|Some expressway projects are likely to face issues over land acquisition, which may delay project timelines or result in cost inflation, Fitch Solutions says. (Illustrative image)|
Fitch Solutions, a macro research unit of Fitch Group, noted in a newly released outlook for Vietnam’s road sector that the country’s road network will continue to expand over the next decade. As for 2019, the road and bridge sector is projected to grow by 7.2 per cent in real terms whilst it could reach an annual average growth of 6.7 per cent during the 2020 – 28 period, driven by a large quantity of road projects in the pipeline.
The research unit quoted the Key Projects Database as saying there are currently a total of 137 road projects under the planning or construction phase, accounting for 60 per cent of all planned projects.
It takes a positive stance that most of these projects will be deployed progressively over the next few years as a surge in demand for road infrastructure is coupled with the nation’s sustained and robust economic growth which is forecast to average 6.5 per cent annually until 2028.
Increasing business activities throughout the country helped freights transported via roads to increase rapidly from 36,179mn ton-km in 2010 to 63,803mn ton-km in 2017. Similar observations have also been made with regard to the number of passengers on road.
Fitch Solutions believes that these positive trends will continue, thus escalating the need for continued investment in road infrastructure. Although the country has sketched out plans to expand the mainline rail network to cater to increased inter-city traffic, rail projects are often more costly and complex to implement, and also suffer from longer timelines. The proposed Hanoi-Ho Chi Minh City high speed railway project for example, if implemented, has a targeted completion date of 2040.
These factors point to a greater demand in road transportation in the short term, which underpins the view that the country’s road network will continue to expand over the next decade.
The growth of the road sector will mainly be backed by the construction of expressways. The Government plans to expand the current network by more than five times to 7,000 km by 2030, an upward revision from the 6,400 km target announced in 2016.
The scheme will cover the construction of new expressways linking the northern and southern regions, several ring routes that will circle existing urban centers to enhance connectivity with suburban areas, and the expansion of existing expressways by extending routes and increasing the number of lanes.
Some expressway projects are likely to face issues over land acquisition, which may delay project timelines or result in cost inflation. Meanwhile, as most expressway projects are likely procured via public private partnership (PPP), the pace of expanding the nation’s expressway network will depend on the level of private interest. It will pick up if the PPP framework along with legal and financial institutions is improved.
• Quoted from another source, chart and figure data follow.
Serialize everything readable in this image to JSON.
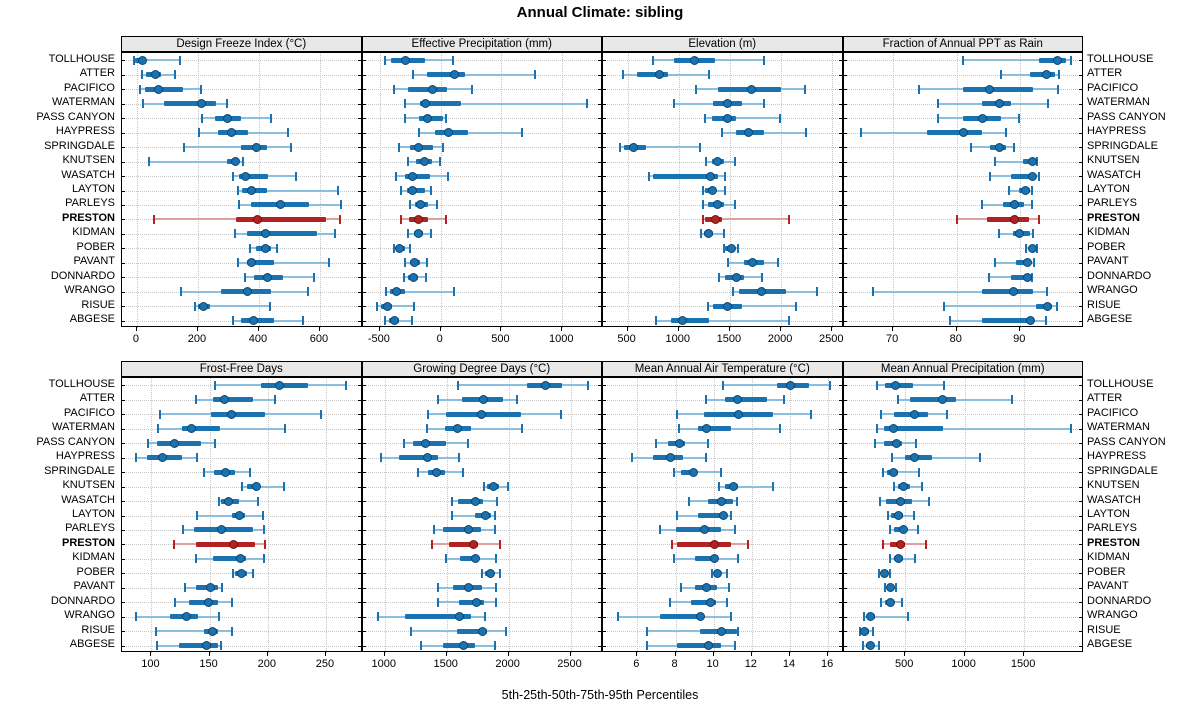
{
  "title": "Annual Climate: sibling",
  "caption": "5th-25th-50th-75th-95th Percentiles",
  "highlight_station": "PRESTON",
  "colors": {
    "series": "#1b72b0",
    "series_light": "#8cbedf",
    "series_dot_edge": "#0d456e",
    "highlight": "#b22222",
    "highlight_light": "#dfa09f",
    "highlight_dot_edge": "#701312",
    "header_bg": "#e8e8e8",
    "grid": "#c6c6c6",
    "border": "#000000"
  },
  "stations": [
    "TOLLHOUSE",
    "ATTER",
    "PACIFICO",
    "WATERMAN",
    "PASS CANYON",
    "HAYPRESS",
    "SPRINGDALE",
    "KNUTSEN",
    "WASATCH",
    "LAYTON",
    "PARLEYS",
    "PRESTON",
    "KIDMAN",
    "POBER",
    "PAVANT",
    "DONNARDO",
    "WRANGO",
    "RISUE",
    "ABGESE"
  ],
  "chart_data": [
    {
      "type": "dotplot_percentiles",
      "title": "Design Freeze Index (°C)",
      "percentile_levels": [
        5,
        25,
        50,
        75,
        95
      ],
      "xlim": [
        -49,
        733
      ],
      "ticks": [
        0,
        200,
        400,
        600
      ],
      "percentiles": {
        "TOLLHOUSE": [
          -10,
          -5,
          15,
          30,
          140
        ],
        "ATTER": [
          15,
          30,
          60,
          80,
          125
        ],
        "PACIFICO": [
          10,
          25,
          70,
          150,
          210
        ],
        "WATERMAN": [
          20,
          90,
          210,
          260,
          295
        ],
        "PASS CANYON": [
          212,
          255,
          295,
          340,
          440
        ],
        "HAYPRESS": [
          205,
          265,
          310,
          365,
          495
        ],
        "SPRINGDALE": [
          155,
          340,
          390,
          425,
          505
        ],
        "KNUTSEN": [
          40,
          295,
          320,
          335,
          348
        ],
        "WASATCH": [
          315,
          335,
          355,
          430,
          520
        ],
        "LAYTON": [
          330,
          345,
          375,
          425,
          660
        ],
        "PARLEYS": [
          335,
          375,
          470,
          565,
          670
        ],
        "PRESTON": [
          55,
          325,
          395,
          620,
          665
        ],
        "KIDMAN": [
          320,
          360,
          420,
          590,
          650
        ],
        "POBER": [
          370,
          390,
          420,
          440,
          460
        ],
        "PAVANT": [
          330,
          360,
          375,
          450,
          630
        ],
        "DONNARDO": [
          355,
          385,
          425,
          480,
          580
        ],
        "WRANGO": [
          145,
          275,
          360,
          440,
          560
        ],
        "RISUE": [
          190,
          200,
          215,
          240,
          435
        ],
        "ABGESE": [
          315,
          340,
          380,
          450,
          545
        ]
      }
    },
    {
      "type": "dotplot_percentiles",
      "title": "Effective Precipitation (mm)",
      "percentile_levels": [
        5,
        25,
        50,
        75,
        95
      ],
      "xlim": [
        -643,
        1319
      ],
      "ticks": [
        -500,
        0,
        500,
        1000
      ],
      "percentiles": {
        "TOLLHOUSE": [
          -460,
          -410,
          -290,
          -130,
          105
        ],
        "ATTER": [
          -230,
          -115,
          110,
          200,
          780
        ],
        "PACIFICO": [
          -380,
          -265,
          -70,
          55,
          255
        ],
        "WATERMAN": [
          -290,
          -170,
          -130,
          170,
          1205
        ],
        "PASS CANYON": [
          -290,
          -175,
          -110,
          20,
          45
        ],
        "HAYPRESS": [
          -175,
          -45,
          57,
          225,
          670
        ],
        "SPRINGDALE": [
          -340,
          -250,
          -183,
          -60,
          16
        ],
        "KNUTSEN": [
          -265,
          -205,
          -136,
          -68,
          -5
        ],
        "WASATCH": [
          -365,
          -290,
          -237,
          -87,
          63
        ],
        "LAYTON": [
          -325,
          -278,
          -237,
          -128,
          -79
        ],
        "PARLEYS": [
          -250,
          -210,
          -169,
          -101,
          -33
        ],
        "PRESTON": [
          -325,
          -260,
          -188,
          -100,
          40
        ],
        "KIDMAN": [
          -265,
          -223,
          -188,
          -142,
          -79
        ],
        "POBER": [
          -380,
          -365,
          -340,
          -290,
          -250
        ],
        "PAVANT": [
          -290,
          -250,
          -223,
          -170,
          -115
        ],
        "DONNARDO": [
          -300,
          -265,
          -229,
          -183,
          -123
        ],
        "WRANGO": [
          -447,
          -414,
          -365,
          -292,
          109
        ],
        "RISUE": [
          -523,
          -488,
          -441,
          -400,
          -223
        ],
        "ABGESE": [
          -460,
          -428,
          -382,
          -341,
          -232
        ]
      }
    },
    {
      "type": "dotplot_percentiles",
      "title": "Elevation (m)",
      "percentile_levels": [
        5,
        25,
        50,
        75,
        95
      ],
      "xlim": [
        260,
        2590
      ],
      "ticks": [
        500,
        1000,
        1500,
        2000,
        2500
      ],
      "percentiles": {
        "TOLLHOUSE": [
          750,
          950,
          1150,
          1350,
          1830
        ],
        "ATTER": [
          460,
          590,
          810,
          900,
          1300
        ],
        "PACIFICO": [
          1170,
          1380,
          1710,
          2000,
          2230
        ],
        "WATERMAN": [
          955,
          1335,
          1470,
          1620,
          1835
        ],
        "PASS CANYON": [
          1260,
          1320,
          1470,
          1560,
          1985
        ],
        "HAYPRESS": [
          1425,
          1560,
          1680,
          1835,
          2240
        ],
        "SPRINGDALE": [
          425,
          465,
          550,
          680,
          1210
        ],
        "KNUTSEN": [
          1270,
          1320,
          1370,
          1440,
          1545
        ],
        "WASATCH": [
          710,
          745,
          1310,
          1380,
          1455
        ],
        "LAYTON": [
          1240,
          1260,
          1320,
          1365,
          1455
        ],
        "PARLEYS": [
          1240,
          1290,
          1370,
          1440,
          1545
        ],
        "PRESTON": [
          1240,
          1260,
          1350,
          1425,
          2075
        ],
        "KIDMAN": [
          1220,
          1245,
          1290,
          1335,
          1445
        ],
        "POBER": [
          1440,
          1455,
          1510,
          1545,
          1580
        ],
        "PAVANT": [
          1485,
          1635,
          1720,
          1835,
          1970
        ],
        "DONNARDO": [
          1395,
          1455,
          1560,
          1635,
          1810
        ],
        "WRANGO": [
          1530,
          1590,
          1800,
          2045,
          2355
        ],
        "RISUE": [
          1290,
          1335,
          1475,
          1620,
          2150
        ],
        "ABGESE": [
          775,
          920,
          1030,
          1300,
          2075
        ]
      }
    },
    {
      "type": "dotplot_percentiles",
      "title": "Fraction of Annual PPT as Rain",
      "percentile_levels": [
        5,
        25,
        50,
        75,
        95
      ],
      "xlim": [
        62.2,
        99.7
      ],
      "ticks": [
        70,
        80,
        90
      ],
      "percentiles": {
        "TOLLHOUSE": [
          81,
          93,
          95.8,
          97.2,
          98
        ],
        "ATTER": [
          87,
          91.5,
          94,
          95.5,
          96.1
        ],
        "PACIFICO": [
          74,
          81,
          85,
          92,
          96
        ],
        "WATERMAN": [
          77,
          84,
          86.7,
          88.5,
          94.3
        ],
        "PASS CANYON": [
          77,
          81,
          84,
          87,
          89.8
        ],
        "HAYPRESS": [
          65,
          75.3,
          81,
          84,
          87.8
        ],
        "SPRINGDALE": [
          82.3,
          85.2,
          86.7,
          87.8,
          89
        ],
        "KNUTSEN": [
          86,
          90.5,
          91.9,
          92.3,
          92.7
        ],
        "WASATCH": [
          85.2,
          88.5,
          91.8,
          92.4,
          93
        ],
        "LAYTON": [
          88.3,
          89.8,
          90.8,
          91.5,
          91.9
        ],
        "PARLEYS": [
          84,
          87.3,
          89,
          90.6,
          91.8
        ],
        "PRESTON": [
          80,
          84.7,
          89,
          91.4,
          93
        ],
        "KIDMAN": [
          86.7,
          88.8,
          89.8,
          91.5,
          92
        ],
        "POBER": [
          90.9,
          91.3,
          91.8,
          92.4,
          92.7
        ],
        "PAVANT": [
          86,
          89.3,
          91,
          91.7,
          92.2
        ],
        "DONNARDO": [
          85,
          88.5,
          91,
          91.5,
          91.9
        ],
        "WRANGO": [
          66.9,
          84,
          88.8,
          92,
          94.2
        ],
        "RISUE": [
          78,
          92.4,
          94.2,
          95,
          95.8
        ],
        "ABGESE": [
          79,
          84,
          91.5,
          92,
          94.1
        ]
      }
    },
    {
      "type": "dotplot_percentiles",
      "title": "Frost-Free Days",
      "percentile_levels": [
        5,
        25,
        50,
        75,
        95
      ],
      "xlim": [
        74.7,
        279.7
      ],
      "ticks": [
        100,
        150,
        200,
        250
      ],
      "percentiles": {
        "TOLLHOUSE": [
          155,
          194,
          210,
          235,
          267
        ],
        "ATTER": [
          138,
          153,
          162,
          187,
          206
        ],
        "PACIFICO": [
          107,
          151,
          168,
          198,
          246
        ],
        "WATERMAN": [
          106,
          126,
          134,
          159,
          215
        ],
        "PASS CANYON": [
          97,
          105,
          119,
          143,
          155
        ],
        "HAYPRESS": [
          87,
          96,
          109,
          126,
          139
        ],
        "SPRINGDALE": [
          145,
          154,
          163,
          172,
          185
        ],
        "KNUTSEN": [
          178,
          182,
          190,
          193,
          214
        ],
        "WASATCH": [
          158,
          160,
          166,
          175,
          192
        ],
        "LAYTON": [
          139,
          169,
          175,
          180,
          196
        ],
        "PARLEYS": [
          127,
          137,
          160,
          187,
          197
        ],
        "PRESTON": [
          119,
          138,
          170,
          189,
          198
        ],
        "KIDMAN": [
          138,
          153,
          176,
          181,
          197
        ],
        "POBER": [
          170,
          172,
          177,
          182,
          187
        ],
        "PAVANT": [
          129,
          138,
          150,
          157,
          161
        ],
        "DONNARDO": [
          120,
          132,
          149,
          157,
          169
        ],
        "WRANGO": [
          87,
          116,
          130,
          140,
          158
        ],
        "RISUE": [
          104,
          145,
          152,
          157,
          169
        ],
        "ABGESE": [
          105,
          124,
          147,
          157,
          160
        ]
      }
    },
    {
      "type": "dotplot_percentiles",
      "title": "Growing Degree Days (°C)",
      "percentile_levels": [
        5,
        25,
        50,
        75,
        95
      ],
      "xlim": [
        820,
        2746
      ],
      "ticks": [
        1000,
        1500,
        2000,
        2500
      ],
      "percentiles": {
        "TOLLHOUSE": [
          1590,
          2148,
          2295,
          2434,
          2640
        ],
        "ATTER": [
          1433,
          1625,
          1793,
          1953,
          2068
        ],
        "PACIFICO": [
          1347,
          1491,
          1774,
          2100,
          2426
        ],
        "WATERMAN": [
          1340,
          1490,
          1580,
          1700,
          2105
        ],
        "PASS CANYON": [
          1152,
          1227,
          1326,
          1491,
          1673
        ],
        "HAYPRESS": [
          973,
          1112,
          1339,
          1432,
          1598
        ],
        "SPRINGDALE": [
          1272,
          1352,
          1414,
          1486,
          1633
        ],
        "KNUTSEN": [
          1801,
          1828,
          1873,
          1926,
          1998
        ],
        "WASATCH": [
          1545,
          1593,
          1732,
          1793,
          1908
        ],
        "LAYTON": [
          1539,
          1732,
          1812,
          1860,
          1886
        ],
        "PARLEYS": [
          1398,
          1473,
          1668,
          1780,
          1886
        ],
        "PRESTON": [
          1379,
          1518,
          1713,
          1753,
          1934
        ],
        "KIDMAN": [
          1491,
          1606,
          1726,
          1753,
          1900
        ],
        "POBER": [
          1785,
          1812,
          1846,
          1886,
          1934
        ],
        "PAVANT": [
          1433,
          1553,
          1673,
          1785,
          1900
        ],
        "DONNARDO": [
          1427,
          1598,
          1740,
          1801,
          1895
        ],
        "WRANGO": [
          947,
          1166,
          1598,
          1694,
          1812
        ],
        "RISUE": [
          1214,
          1587,
          1785,
          1828,
          1980
        ],
        "ABGESE": [
          1294,
          1473,
          1633,
          1726,
          1886
        ]
      }
    },
    {
      "type": "dotplot_percentiles",
      "title": "Mean Annual Air Temperature (°C)",
      "percentile_levels": [
        5,
        25,
        50,
        75,
        95
      ],
      "xlim": [
        4.2,
        16.7
      ],
      "ticks": [
        6,
        8,
        10,
        12,
        14,
        16
      ],
      "percentiles": {
        "TOLLHOUSE": [
          10.5,
          13.3,
          14,
          15,
          16.1
        ],
        "ATTER": [
          9.6,
          10.6,
          11.2,
          12.8,
          13.7
        ],
        "PACIFICO": [
          8.1,
          9.5,
          11.3,
          13.1,
          15.1
        ],
        "WATERMAN": [
          8.2,
          9.2,
          9.6,
          10.9,
          13.5
        ],
        "PASS CANYON": [
          7.0,
          7.6,
          8.2,
          8.5,
          9.7
        ],
        "HAYPRESS": [
          5.7,
          6.8,
          7.7,
          8.4,
          9.6
        ],
        "SPRINGDALE": [
          7.9,
          8.3,
          8.9,
          9.1,
          10.4
        ],
        "KNUTSEN": [
          10.3,
          10.6,
          11.0,
          11.3,
          13.1
        ],
        "WASATCH": [
          8.7,
          9.7,
          10.4,
          11.0,
          11.2
        ],
        "LAYTON": [
          8.1,
          9.2,
          10.5,
          10.7,
          10.9
        ],
        "PARLEYS": [
          7.2,
          8.0,
          9.5,
          10.4,
          11.1
        ],
        "PRESTON": [
          7.8,
          8.1,
          10.0,
          10.9,
          11.8
        ],
        "KIDMAN": [
          7.9,
          9.0,
          10.0,
          10.2,
          11.3
        ],
        "POBER": [
          9.9,
          10.1,
          10.2,
          10.4,
          10.7
        ],
        "PAVANT": [
          8.3,
          9.0,
          9.6,
          10.2,
          10.8
        ],
        "DONNARDO": [
          7.7,
          8.8,
          9.8,
          10.1,
          10.7
        ],
        "WRANGO": [
          5.0,
          7.2,
          9.3,
          9.5,
          10.9
        ],
        "RISUE": [
          6.5,
          9.3,
          10.4,
          11.2,
          11.3
        ],
        "ABGESE": [
          6.5,
          8.1,
          9.7,
          10.4,
          11.1
        ]
      }
    },
    {
      "type": "dotplot_percentiles",
      "title": "Mean Annual Precipitation (mm)",
      "percentile_levels": [
        5,
        25,
        50,
        75,
        95
      ],
      "xlim": [
        -18,
        1986
      ],
      "ticks": [
        500,
        1000,
        1500
      ],
      "percentiles": {
        "TOLLHOUSE": [
          264,
          333,
          417,
          564,
          828
        ],
        "ATTER": [
          439,
          542,
          806,
          931,
          1398
        ],
        "PACIFICO": [
          297,
          403,
          578,
          695,
          853
        ],
        "WATERMAN": [
          264,
          319,
          397,
          820,
          1890
        ],
        "PASS CANYON": [
          250,
          319,
          425,
          472,
          592
        ],
        "HAYPRESS": [
          389,
          500,
          578,
          722,
          1131
        ],
        "SPRINGDALE": [
          314,
          347,
          397,
          444,
          620
        ],
        "KNUTSEN": [
          403,
          439,
          486,
          542,
          639
        ],
        "WASATCH": [
          286,
          342,
          458,
          556,
          703
        ],
        "LAYTON": [
          356,
          383,
          439,
          486,
          578
        ],
        "PARLEYS": [
          369,
          403,
          481,
          514,
          611
        ],
        "PRESTON": [
          314,
          375,
          453,
          500,
          675
        ],
        "KIDMAN": [
          375,
          403,
          444,
          486,
          583
        ],
        "POBER": [
          278,
          300,
          319,
          347,
          375
        ],
        "PAVANT": [
          328,
          347,
          375,
          397,
          425
        ],
        "DONNARDO": [
          300,
          333,
          369,
          403,
          472
        ],
        "WRANGO": [
          158,
          180,
          208,
          250,
          522
        ],
        "RISUE": [
          119,
          133,
          158,
          194,
          230
        ],
        "ABGESE": [
          147,
          175,
          203,
          242,
          278
        ]
      }
    }
  ]
}
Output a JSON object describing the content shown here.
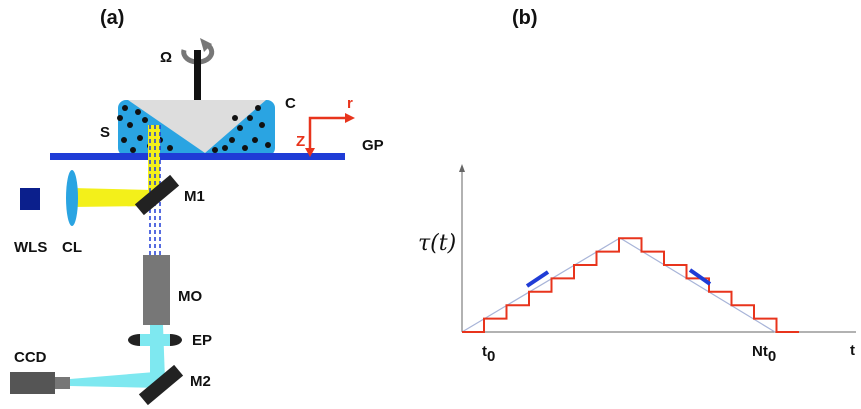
{
  "panel_a": {
    "label": "(a)",
    "labels": {
      "omega": "Ω",
      "cone": "C",
      "sample": "S",
      "r_axis": "r",
      "z_axis": "Z",
      "glass_plate": "GP",
      "mirror1": "M1",
      "light_source": "WLS",
      "lens": "CL",
      "objective": "MO",
      "eyepiece": "EP",
      "camera": "CCD",
      "mirror2": "M2"
    }
  },
  "panel_b": {
    "label": "(b)",
    "y_axis_label": "τ(t)",
    "x_axis_label": "t",
    "start_label": {
      "base": "t",
      "sub": "0"
    },
    "end_label": {
      "base": "Nt",
      "sub": "0"
    }
  }
}
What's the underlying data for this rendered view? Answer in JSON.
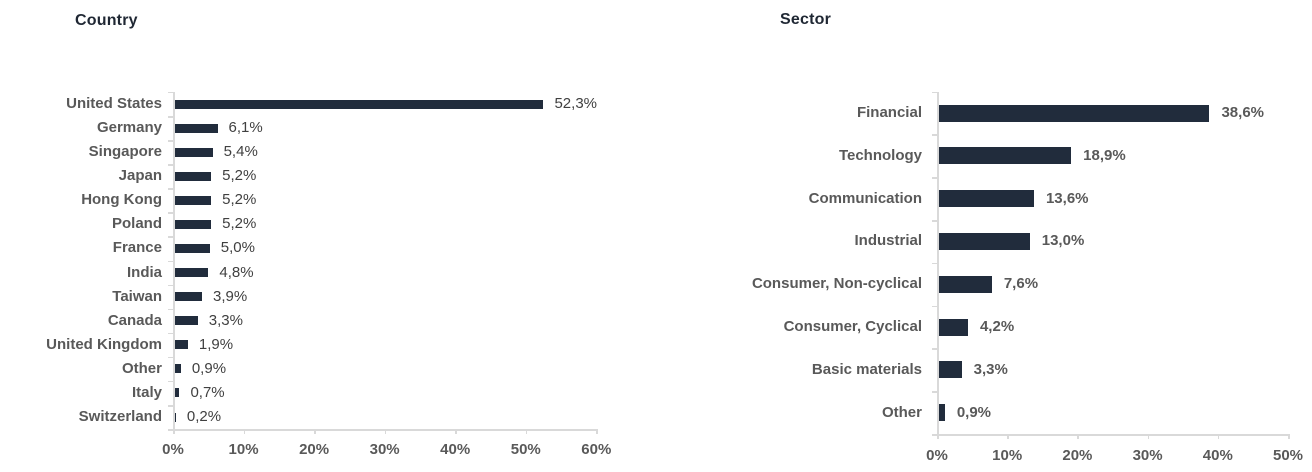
{
  "page": {
    "background": "#ffffff"
  },
  "chart_data": [
    {
      "type": "bar",
      "orientation": "horizontal",
      "title": "Country",
      "categories": [
        "United States",
        "Germany",
        "Singapore",
        "Japan",
        "Hong Kong",
        "Poland",
        "France",
        "India",
        "Taiwan",
        "Canada",
        "United Kingdom",
        "Other",
        "Italy",
        "Switzerland"
      ],
      "values": [
        52.3,
        6.1,
        5.4,
        5.2,
        5.2,
        5.2,
        5.0,
        4.8,
        3.9,
        3.3,
        1.9,
        0.9,
        0.7,
        0.2
      ],
      "value_labels": [
        "52,3%",
        "6,1%",
        "5,4%",
        "5,2%",
        "5,2%",
        "5,2%",
        "5,0%",
        "4,8%",
        "3,9%",
        "3,3%",
        "1,9%",
        "0,9%",
        "0,7%",
        "0,2%"
      ],
      "x_ticks": [
        "0%",
        "10%",
        "20%",
        "30%",
        "40%",
        "50%",
        "60%"
      ],
      "xlim": [
        0,
        60
      ],
      "xlabel": "",
      "ylabel": "",
      "grid": false,
      "legend": false,
      "bar_color": "#212c3c",
      "title_color": "#1f2733",
      "category_label_color": "#595959",
      "value_label_color": "#404040",
      "value_label_bold": false,
      "tick_label_color": "#595959",
      "axis_color": "#d9d9d9"
    },
    {
      "type": "bar",
      "orientation": "horizontal",
      "title": "Sector",
      "categories": [
        "Financial",
        "Technology",
        "Communication",
        "Industrial",
        "Consumer, Non-cyclical",
        "Consumer, Cyclical",
        "Basic materials",
        "Other"
      ],
      "values": [
        38.6,
        18.9,
        13.6,
        13.0,
        7.6,
        4.2,
        3.3,
        0.9
      ],
      "value_labels": [
        "38,6%",
        "18,9%",
        "13,6%",
        "13,0%",
        "7,6%",
        "4,2%",
        "3,3%",
        "0,9%"
      ],
      "x_ticks": [
        "0%",
        "10%",
        "20%",
        "30%",
        "40%",
        "50%"
      ],
      "xlim": [
        0,
        50
      ],
      "xlabel": "",
      "ylabel": "",
      "grid": false,
      "legend": false,
      "bar_color": "#212c3c",
      "title_color": "#1f2733",
      "category_label_color": "#595959",
      "value_label_color": "#595959",
      "value_label_bold": true,
      "tick_label_color": "#595959",
      "axis_color": "#d9d9d9"
    }
  ]
}
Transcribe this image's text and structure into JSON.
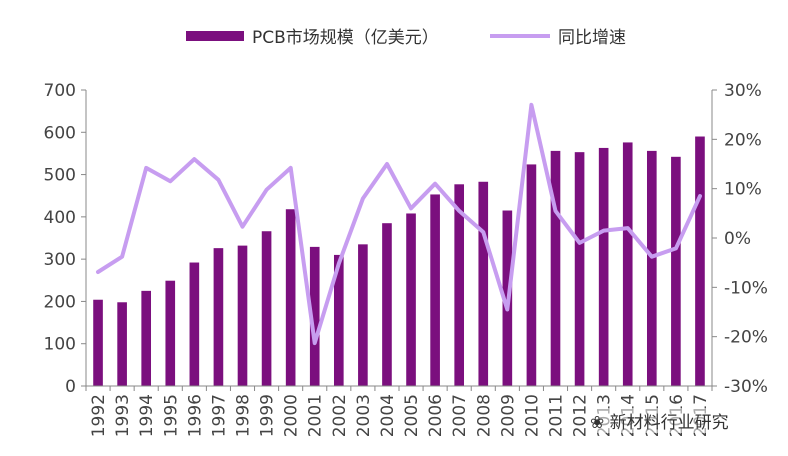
{
  "chart_data": {
    "type": "bar",
    "title": "",
    "categories": [
      "1992",
      "1993",
      "1994",
      "1995",
      "1996",
      "1997",
      "1998",
      "1999",
      "2000",
      "2001",
      "2002",
      "2003",
      "2004",
      "2005",
      "2006",
      "2007",
      "2008",
      "2009",
      "2010",
      "2011",
      "2012",
      "2013",
      "2014",
      "2015",
      "2016",
      "2017"
    ],
    "series": [
      {
        "name": "PCB市场规模（亿美元）",
        "type": "bar",
        "axis": "left",
        "color": "#7b0f7e",
        "values": [
          204,
          198,
          225,
          249,
          292,
          326,
          332,
          366,
          418,
          329,
          310,
          335,
          385,
          408,
          453,
          477,
          483,
          415,
          524,
          556,
          553,
          563,
          576,
          556,
          542,
          590
        ]
      },
      {
        "name": "同比增速",
        "type": "line",
        "axis": "right",
        "color": "#c79df0",
        "values": [
          -6.9,
          -3.8,
          14.2,
          11.5,
          16.0,
          11.8,
          2.3,
          9.8,
          14.2,
          -21.3,
          -5.2,
          8.0,
          15.0,
          6.0,
          11.0,
          5.5,
          1.2,
          -14.5,
          27.0,
          5.5,
          -1.0,
          1.5,
          2.0,
          -3.8,
          -2.1,
          8.5
        ]
      }
    ],
    "yaxis_left": {
      "ylim": [
        0,
        700
      ],
      "ticks": [
        0,
        100,
        200,
        300,
        400,
        500,
        600,
        700
      ],
      "tick_labels": [
        "0",
        "100",
        "200",
        "300",
        "400",
        "500",
        "600",
        "700"
      ]
    },
    "yaxis_right": {
      "ylim": [
        -30,
        30
      ],
      "ticks": [
        -30,
        -20,
        -10,
        0,
        10,
        20,
        30
      ],
      "tick_labels": [
        "-30%",
        "-20%",
        "-10%",
        "0%",
        "10%",
        "20%",
        "30%"
      ]
    },
    "x_tick_labels": [
      "1992",
      "1993",
      "1994",
      "1995",
      "1996",
      "1997",
      "1998",
      "1999",
      "2000",
      "2001",
      "2002",
      "2003",
      "2004",
      "2005",
      "2006",
      "2007",
      "2008",
      "2009",
      "2010",
      "2011",
      "2012",
      "2013",
      "2014",
      "2015",
      "2016",
      "2017"
    ],
    "grid": false,
    "legend": {
      "position": "top",
      "entries": [
        "PCB市场规模（亿美元）",
        "同比增速"
      ]
    }
  },
  "watermark": {
    "text": "新材料行业研究"
  }
}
The inclusion of sovereign guarantees and the implementation of a robust legal framework will likely increase interest in PPPs and provide tailwinds to the road sector’s growth. Current PPP regulations do not have minimum return guarantees by the Government, which means that the burden of project-related financial risk leans towards private investors.
Given this, low investor interest in PPP projects often leads to longer implementation times, and in some cases, the cancellation of PPPs. Such scenario is exemplified by the Dau Giay – Phan Thiet expressway project in which many investors expressed big interest before withdrawing at a later date due to financial uncertainties.
Legal barriers have also deterred potential investors from the road sector, Fitch Solutions said, claiming the lack of a strong legal framework as a main cause of concerns over site clearance, price fixing, and concessions.
This is illustrated by the legal environment sub-component of the Fitch Solutions’s Infrastructure Risk-Reward Index, which sees Vietnam rank poorly amongst regional peers with a score of 31.1, much lower the regional average (51.6) and only above frontier markets such as Pakistan, Myanmar, and Bangladesh.
Out of 87 road projects under the pre-construction phase, 61 are earmarked as PPPs. The progress of these projects will pick up once the legal environment in the country improves, and proper reforms to current PPP regulations are made to include guarantees on return.
The more balanced risk profile of these projects will make them a more attractive investment proposition for private investors, the research unit assumes.